Immanuel Kant
Philosopher · 1724–1804
Kant rescued reason from Hume's skepticism but at a profound cost to the interior life. His Critique of Pure Reason (1781) drew an impassable line between phenomena (things as they appear to us) and noumena (things as they are in themselves). The noumenal world — including the soul, God, and freedom — is real but unknowable by theoretical reason. Feeling becomes merely subjective. The interior becomes inaccessible to knowledge.
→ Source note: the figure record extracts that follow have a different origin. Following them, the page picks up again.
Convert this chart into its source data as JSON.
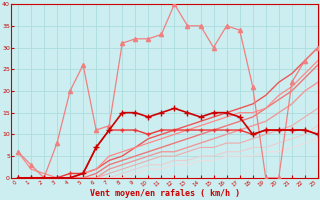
{
  "xlabel": "Vent moyen/en rafales ( km/h )",
  "xlim": [
    -0.5,
    23
  ],
  "ylim": [
    0,
    40
  ],
  "xticks": [
    0,
    1,
    2,
    3,
    4,
    5,
    6,
    7,
    8,
    9,
    10,
    11,
    12,
    13,
    14,
    15,
    16,
    17,
    18,
    19,
    20,
    21,
    22,
    23
  ],
  "yticks": [
    0,
    5,
    10,
    15,
    20,
    25,
    30,
    35,
    40
  ],
  "bg_color": "#cceef0",
  "grid_color": "#aadddd",
  "lines": [
    {
      "x": [
        0,
        1,
        2,
        3,
        4,
        5,
        6,
        7,
        8,
        9,
        10,
        11,
        12,
        13,
        14,
        15,
        16,
        17,
        18,
        19,
        20,
        21,
        22,
        23
      ],
      "y": [
        0,
        0,
        0,
        0,
        0,
        1,
        7,
        11,
        15,
        15,
        14,
        15,
        16,
        15,
        14,
        15,
        15,
        14,
        10,
        11,
        11,
        11,
        11,
        10
      ],
      "color": "#cc0000",
      "lw": 1.2,
      "marker": "+",
      "ms": 4,
      "zorder": 7
    },
    {
      "x": [
        0,
        1,
        2,
        3,
        4,
        5,
        6,
        7,
        8,
        9,
        10,
        11,
        12,
        13,
        14,
        15,
        16,
        17,
        18,
        19,
        20,
        21,
        22,
        23
      ],
      "y": [
        0,
        0,
        0,
        0,
        1,
        1,
        7,
        11,
        11,
        11,
        10,
        11,
        11,
        11,
        11,
        11,
        11,
        11,
        10,
        11,
        11,
        11,
        11,
        10
      ],
      "color": "#ee3333",
      "lw": 1.0,
      "marker": "+",
      "ms": 3,
      "zorder": 6
    },
    {
      "x": [
        0,
        1,
        2,
        3,
        4,
        5,
        6,
        7,
        8,
        9,
        10,
        11,
        12,
        13,
        14,
        15,
        16,
        17,
        18,
        19,
        20,
        21,
        22,
        23
      ],
      "y": [
        6,
        3,
        0,
        8,
        20,
        26,
        11,
        12,
        31,
        32,
        32,
        33,
        40,
        35,
        35,
        30,
        35,
        34,
        21,
        0,
        0,
        22,
        27,
        30
      ],
      "color": "#f08080",
      "lw": 0.9,
      "marker": "^",
      "ms": 3,
      "zorder": 5
    },
    {
      "x": [
        0,
        1,
        2,
        3,
        4,
        5,
        6,
        7,
        8,
        9,
        10,
        11,
        12,
        13,
        14,
        15,
        16,
        17,
        18,
        19,
        20,
        21,
        22,
        23
      ],
      "y": [
        0,
        0,
        0,
        0,
        0,
        1,
        2,
        4,
        5,
        7,
        9,
        10,
        11,
        12,
        13,
        14,
        15,
        16,
        17,
        19,
        22,
        24,
        27,
        30
      ],
      "color": "#ee5555",
      "lw": 1.0,
      "marker": null,
      "ms": 0,
      "zorder": 4
    },
    {
      "x": [
        0,
        1,
        2,
        3,
        4,
        5,
        6,
        7,
        8,
        9,
        10,
        11,
        12,
        13,
        14,
        15,
        16,
        17,
        18,
        19,
        20,
        21,
        22,
        23
      ],
      "y": [
        0,
        0,
        0,
        0,
        0,
        0,
        1,
        3,
        4,
        5,
        6,
        7,
        8,
        9,
        10,
        11,
        12,
        13,
        14,
        16,
        18,
        20,
        23,
        26
      ],
      "color": "#ee7777",
      "lw": 1.0,
      "marker": null,
      "ms": 0,
      "zorder": 4
    },
    {
      "x": [
        0,
        1,
        2,
        3,
        4,
        5,
        6,
        7,
        8,
        9,
        10,
        11,
        12,
        13,
        14,
        15,
        16,
        17,
        18,
        19,
        20,
        21,
        22,
        23
      ],
      "y": [
        0,
        0,
        0,
        0,
        0,
        0,
        0,
        2,
        3,
        4,
        5,
        6,
        6,
        7,
        8,
        9,
        10,
        11,
        12,
        13,
        15,
        17,
        20,
        22
      ],
      "color": "#ee9999",
      "lw": 1.0,
      "marker": null,
      "ms": 0,
      "zorder": 3
    },
    {
      "x": [
        0,
        1,
        2,
        3,
        4,
        5,
        6,
        7,
        8,
        9,
        10,
        11,
        12,
        13,
        14,
        15,
        16,
        17,
        18,
        19,
        20,
        21,
        22,
        23
      ],
      "y": [
        0,
        0,
        0,
        0,
        0,
        0,
        0,
        1,
        2,
        3,
        4,
        5,
        5,
        6,
        7,
        7,
        8,
        8,
        9,
        10,
        11,
        12,
        14,
        16
      ],
      "color": "#eeaaaa",
      "lw": 0.8,
      "marker": null,
      "ms": 0,
      "zorder": 3
    },
    {
      "x": [
        0,
        1,
        2,
        3,
        4,
        5,
        6,
        7,
        8,
        9,
        10,
        11,
        12,
        13,
        14,
        15,
        16,
        17,
        18,
        19,
        20,
        21,
        22,
        23
      ],
      "y": [
        0,
        0,
        0,
        0,
        0,
        0,
        0,
        0,
        1,
        2,
        3,
        3,
        4,
        4,
        5,
        5,
        6,
        6,
        7,
        7,
        8,
        9,
        10,
        12
      ],
      "color": "#eecccc",
      "lw": 0.8,
      "marker": null,
      "ms": 0,
      "zorder": 2
    },
    {
      "x": [
        0,
        1,
        2,
        3,
        4,
        5,
        6,
        7,
        8,
        9,
        10,
        11,
        12,
        13,
        14,
        15,
        16,
        17,
        18,
        19,
        20,
        21,
        22,
        23
      ],
      "y": [
        0,
        0,
        0,
        0,
        0,
        0,
        0,
        0,
        0,
        1,
        2,
        2,
        3,
        3,
        4,
        4,
        5,
        5,
        5,
        6,
        6,
        7,
        8,
        9
      ],
      "color": "#eedddd",
      "lw": 0.8,
      "marker": null,
      "ms": 0,
      "zorder": 2
    },
    {
      "x": [
        0,
        1,
        2,
        3,
        4,
        5,
        6,
        7,
        8,
        9,
        10,
        11,
        12,
        13,
        14,
        15,
        16,
        17,
        18,
        19,
        20,
        21,
        22,
        23
      ],
      "y": [
        6,
        2,
        1,
        0,
        0,
        1,
        2,
        5,
        6,
        7,
        8,
        9,
        10,
        11,
        12,
        13,
        14,
        15,
        15,
        16,
        19,
        21,
        24,
        27
      ],
      "color": "#ff8888",
      "lw": 0.9,
      "marker": null,
      "ms": 0,
      "zorder": 4
    }
  ]
}
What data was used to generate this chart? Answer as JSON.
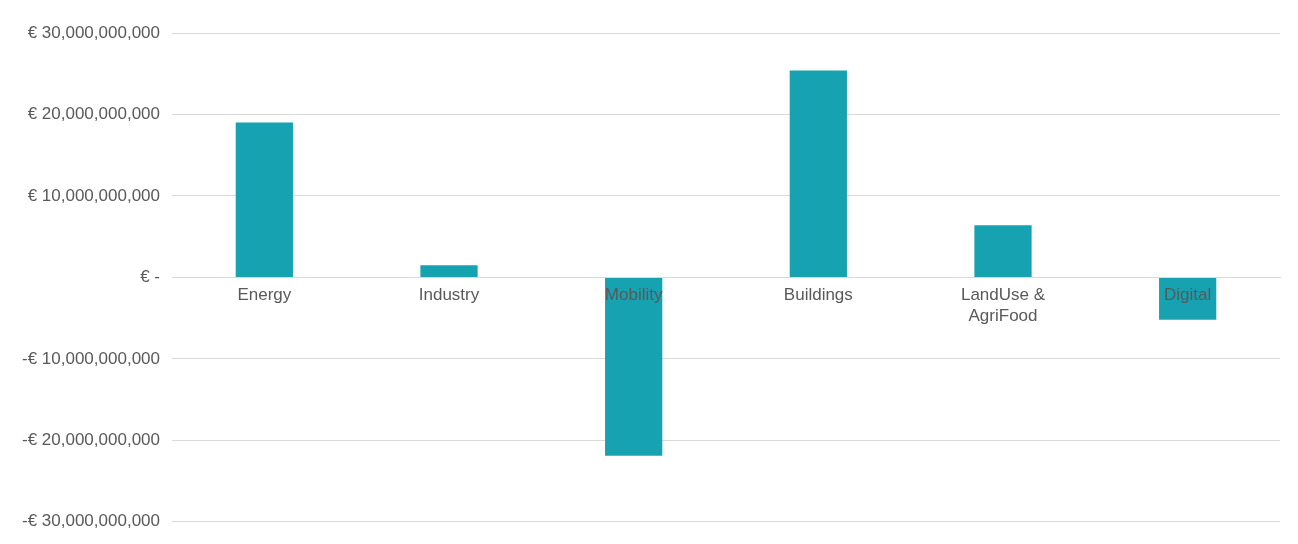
{
  "chart_data": {
    "type": "bar",
    "categories": [
      "Energy",
      "Industry",
      "Mobility",
      "Buildings",
      "LandUse & AgriFood",
      "Digital"
    ],
    "values": [
      19000000000,
      1500000000,
      -21900000000,
      25400000000,
      6400000000,
      -5200000000
    ],
    "color": "#17a2b2",
    "ylim": [
      -30000000000,
      30000000000
    ],
    "yticks": [
      {
        "value": -30000000000,
        "label": "-€ 30,000,000,000"
      },
      {
        "value": -20000000000,
        "label": "-€ 20,000,000,000"
      },
      {
        "value": -10000000000,
        "label": "-€ 10,000,000,000"
      },
      {
        "value": 0,
        "label": "€ -"
      },
      {
        "value": 10000000000,
        "label": "€ 10,000,000,000"
      },
      {
        "value": 20000000000,
        "label": "€ 20,000,000,000"
      },
      {
        "value": 30000000000,
        "label": "€ 30,000,000,000"
      }
    ],
    "grid": "y",
    "legend": false
  }
}
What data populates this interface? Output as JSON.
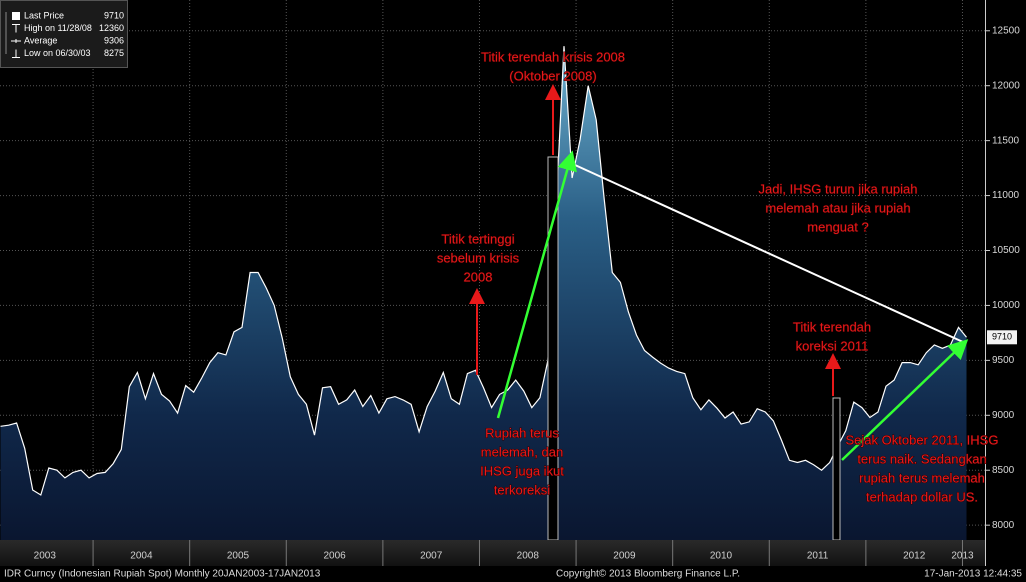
{
  "chart_data": {
    "type": "area",
    "categories": [
      null,
      null,
      null,
      null,
      null,
      null,
      "2003",
      null,
      null,
      null,
      null,
      null,
      null,
      null,
      null,
      null,
      null,
      null,
      "2004",
      null,
      null,
      null,
      null,
      null,
      null,
      null,
      null,
      null,
      null,
      null,
      "2005",
      null,
      null,
      null,
      null,
      null,
      null,
      null,
      null,
      null,
      null,
      null,
      "2006",
      null,
      null,
      null,
      null,
      null,
      null,
      null,
      null,
      null,
      null,
      null,
      "2007",
      null,
      null,
      null,
      null,
      null,
      null,
      null,
      null,
      null,
      null,
      null,
      "2008",
      null,
      null,
      null,
      null,
      null,
      null,
      null,
      null,
      null,
      null,
      null,
      "2009",
      null,
      null,
      null,
      null,
      null,
      null,
      null,
      null,
      null,
      null,
      null,
      "2010",
      null,
      null,
      null,
      null,
      null,
      null,
      null,
      null,
      null,
      null,
      null,
      "2011",
      null,
      null,
      null,
      null,
      null,
      null,
      null,
      null,
      null,
      null,
      null,
      "2012",
      null,
      null,
      null,
      null,
      null,
      "2013"
    ],
    "series": [
      {
        "name": "Last Price",
        "color": "#ffffff",
        "values": [
          8900,
          8910,
          8930,
          8700,
          8320,
          8275,
          8520,
          8500,
          8430,
          8480,
          8500,
          8430,
          8470,
          8480,
          8560,
          8690,
          9260,
          9390,
          9150,
          9380,
          9190,
          9130,
          9020,
          9270,
          9210,
          9340,
          9480,
          9570,
          9550,
          9760,
          9800,
          10300,
          10300,
          10160,
          10000,
          9700,
          9350,
          9190,
          9100,
          8820,
          9250,
          9260,
          9100,
          9140,
          9230,
          9080,
          9180,
          9020,
          9150,
          9170,
          9140,
          9100,
          8850,
          9080,
          9220,
          9390,
          9150,
          9100,
          9380,
          9410,
          9250,
          9070,
          9190,
          9230,
          9320,
          9220,
          9070,
          9160,
          9500,
          10870,
          12360,
          11160,
          11510,
          12000,
          11690,
          10960,
          10300,
          10210,
          9940,
          9730,
          9590,
          9530,
          9475,
          9430,
          9400,
          9380,
          9160,
          9050,
          9140,
          9065,
          8975,
          9030,
          8920,
          8940,
          9060,
          9030,
          8950,
          8775,
          8590,
          8570,
          8590,
          8550,
          8500,
          8570,
          8720,
          8860,
          9120,
          9070,
          8980,
          9030,
          9265,
          9320,
          9480,
          9480,
          9460,
          9570,
          9640,
          9610,
          9640,
          9800,
          9710
        ]
      }
    ],
    "ylim": [
      7865,
      12780
    ],
    "yticks": [
      8000,
      8500,
      9000,
      9500,
      10000,
      10500,
      11000,
      11500,
      12000,
      12500
    ],
    "grid": true,
    "legend": [
      {
        "label": "Last Price",
        "value": 9710
      },
      {
        "label": "High on 11/28/08",
        "value": 12360
      },
      {
        "label": "Average",
        "value": 9306
      },
      {
        "label": "Low on 06/30/03",
        "value": 8275
      }
    ],
    "annotations": [
      {
        "lines": [
          "Titik terendah krisis 2008",
          "(Oktober 2008)"
        ]
      },
      {
        "lines": [
          "Titik tertinggi",
          "sebelum krisis",
          "2008"
        ]
      },
      {
        "lines": [
          "Jadi, IHSG turun jika rupiah",
          "melemah atau jika rupiah",
          "menguat ?"
        ]
      },
      {
        "lines": [
          "Titik terendah",
          "koreksi 2011"
        ]
      },
      {
        "lines": [
          "Rupiah terus",
          "melemah, dan",
          "IHSG juga ikut",
          "terkoreksi"
        ]
      },
      {
        "lines": [
          "Sejak Oktober 2011, IHSG",
          "terus naik. Sedangkan",
          "rupiah terus melemah",
          "terhadap dollar US."
        ]
      }
    ],
    "footer": {
      "left": "IDR Curncy (Indonesian Rupiah Spot) Monthly 20JAN2003-17JAN2013",
      "center": "Copyright© 2013 Bloomberg Finance L.P.",
      "right": "17-Jan-2013 12:44:35"
    }
  }
}
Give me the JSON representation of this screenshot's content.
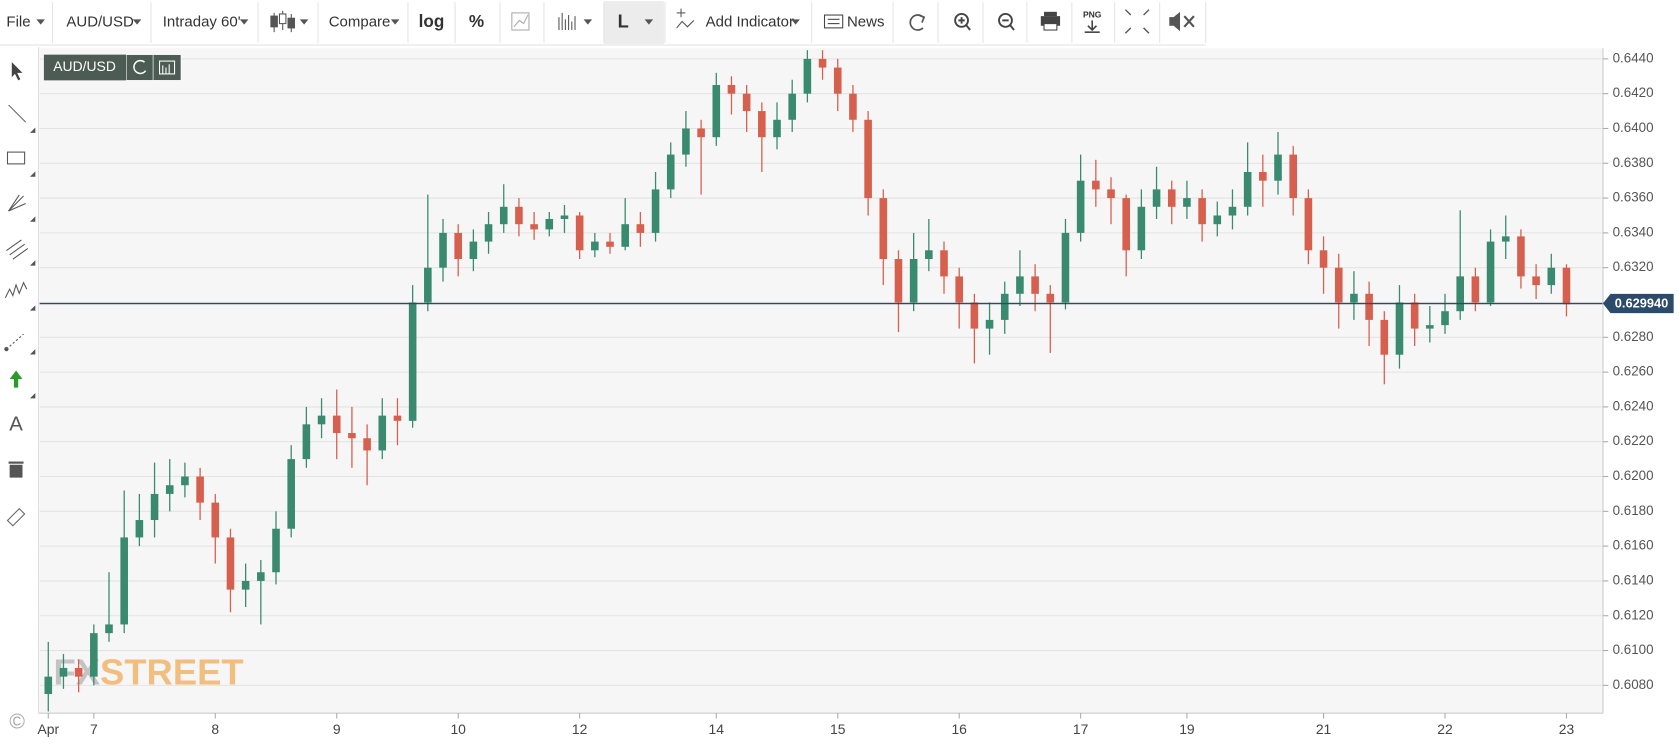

What Homer experienced as the most concrete reality of human life — the thumos seething, the phrenes blackening, the kradie barking — Kant would classify as phenomenal appearances with no guaranteed connection to anything real.
Key Works
- Critique of Pure Reason (1781)
- Critique of Practical Reason (1788)
- Critique of Judgment (1790)
What Did Kant Wall Off?
Kant’s critical philosophy is the most sophisticated version of the Enlightenment’s exile of feeling. By declaring the noumenal world unknowable, he did not deny the soul’s existence. He made it irrelevant to knowledge. The practical consequence is that everything depth psychology studies — the unconscious, the archetypes, the autonomous complex, the soul’s structure — falls on the noumenal side of Kant’s divide and is therefore, by his criteria, not a legitimate object of scientific knowledge. When Jung insisted that the psyche is empirically real and its contents can be studied through their effects, he was directly challenging the Kantian framework that had governed Western thought for two centuries.